Обернувшись, Андрей увидел профессора, держащего емкость с плавающим в ней, утыканным электродами, мозгом. Сам вид Вольского очень поразил Андрея. Вылепленное тенью лицо профессора, казалось, состояло из одних линий, среди которых светилась пара огоньков глаз. Некогда белоснежный халат усыпали красные пятнышки, а руки сжимавшие емкость будто высохли и сквозь кожу проступили обтянутые венами кости. От заговоривших на своем языке перещелкиваний и перемигиваний приборов, комната словно наэлектризовалась и будто бы уменьшилась в размерах, отчего Андрея начала душить паника.
Профессор обошел гостей и, подступив к манекену быстро, проговорил: – Григорий Александрович, откройте лючок.
Григорий вмиг подскочил к кукле, но только успел схватиться за ручку, как услышал слабый голос писателя: – А может не надо?
Профессор поднял кустистые брови и, сверкнув раздраженным взглядом, произнес: – Что значит не надо?
– Тревожить мертвых, – потерянно произнес Андрей – вдруг мы узнаем что-то ужасное?

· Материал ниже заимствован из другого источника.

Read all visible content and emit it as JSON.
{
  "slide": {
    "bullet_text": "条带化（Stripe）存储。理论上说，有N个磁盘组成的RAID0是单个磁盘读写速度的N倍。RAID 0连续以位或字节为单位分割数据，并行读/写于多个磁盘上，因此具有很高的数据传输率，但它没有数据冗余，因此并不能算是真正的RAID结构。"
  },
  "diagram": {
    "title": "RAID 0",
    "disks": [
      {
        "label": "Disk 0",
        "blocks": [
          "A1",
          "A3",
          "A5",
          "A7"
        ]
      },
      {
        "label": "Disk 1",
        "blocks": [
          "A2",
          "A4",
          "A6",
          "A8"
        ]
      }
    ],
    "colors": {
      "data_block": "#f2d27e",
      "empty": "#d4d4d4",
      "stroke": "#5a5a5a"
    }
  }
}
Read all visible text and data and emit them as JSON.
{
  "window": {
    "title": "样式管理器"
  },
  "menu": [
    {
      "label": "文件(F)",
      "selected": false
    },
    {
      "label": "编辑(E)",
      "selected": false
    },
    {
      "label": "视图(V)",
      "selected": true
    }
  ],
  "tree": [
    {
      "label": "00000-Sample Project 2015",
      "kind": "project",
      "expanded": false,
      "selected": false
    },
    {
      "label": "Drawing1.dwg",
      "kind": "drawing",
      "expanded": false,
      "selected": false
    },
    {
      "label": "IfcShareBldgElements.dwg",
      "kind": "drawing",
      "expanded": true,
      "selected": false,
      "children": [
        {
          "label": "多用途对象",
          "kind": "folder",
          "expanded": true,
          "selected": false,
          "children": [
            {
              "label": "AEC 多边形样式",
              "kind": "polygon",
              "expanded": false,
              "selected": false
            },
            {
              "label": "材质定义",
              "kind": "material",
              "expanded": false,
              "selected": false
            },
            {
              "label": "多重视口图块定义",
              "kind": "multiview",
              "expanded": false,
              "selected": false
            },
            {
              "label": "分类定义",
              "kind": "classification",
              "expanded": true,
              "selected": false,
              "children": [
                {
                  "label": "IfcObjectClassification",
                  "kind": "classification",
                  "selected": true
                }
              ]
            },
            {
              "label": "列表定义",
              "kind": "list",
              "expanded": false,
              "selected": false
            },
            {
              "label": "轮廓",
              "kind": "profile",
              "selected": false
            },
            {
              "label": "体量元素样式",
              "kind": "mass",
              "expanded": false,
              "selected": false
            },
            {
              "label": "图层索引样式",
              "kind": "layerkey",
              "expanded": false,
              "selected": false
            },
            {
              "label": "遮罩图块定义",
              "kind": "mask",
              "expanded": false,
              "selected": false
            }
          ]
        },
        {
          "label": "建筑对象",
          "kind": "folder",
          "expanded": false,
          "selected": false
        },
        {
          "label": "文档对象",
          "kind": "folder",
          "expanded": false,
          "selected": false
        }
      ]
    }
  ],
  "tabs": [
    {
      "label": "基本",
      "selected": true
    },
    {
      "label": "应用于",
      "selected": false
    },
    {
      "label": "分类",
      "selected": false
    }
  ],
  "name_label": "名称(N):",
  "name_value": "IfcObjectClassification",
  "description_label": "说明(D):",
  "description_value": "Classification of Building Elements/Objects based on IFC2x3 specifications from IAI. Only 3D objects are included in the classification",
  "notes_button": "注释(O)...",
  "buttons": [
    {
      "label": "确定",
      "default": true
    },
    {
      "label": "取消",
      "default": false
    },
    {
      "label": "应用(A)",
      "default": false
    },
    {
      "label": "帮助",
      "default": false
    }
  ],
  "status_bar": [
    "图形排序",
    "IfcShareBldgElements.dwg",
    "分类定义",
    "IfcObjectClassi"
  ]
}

– Что с вами Андрей? – недоуменно произнес Григорий – вы здоровы? Павел Вячеславович, давайте выпустим человека, пусть подышит?
– Раньше дышать надо было, – огрызнулся Вольский – сейчас нельзя открывать дверь, из-за разности заряда жидкость изменит свойство и снова придется отложить эксперимент. Пусть сядет там, в углу, возле вытяжки и не мешает.
– Со мной все хорошо, я постою, – ответил Андрей, чувствуя, как накатившая на него слабость понемногу растворилась.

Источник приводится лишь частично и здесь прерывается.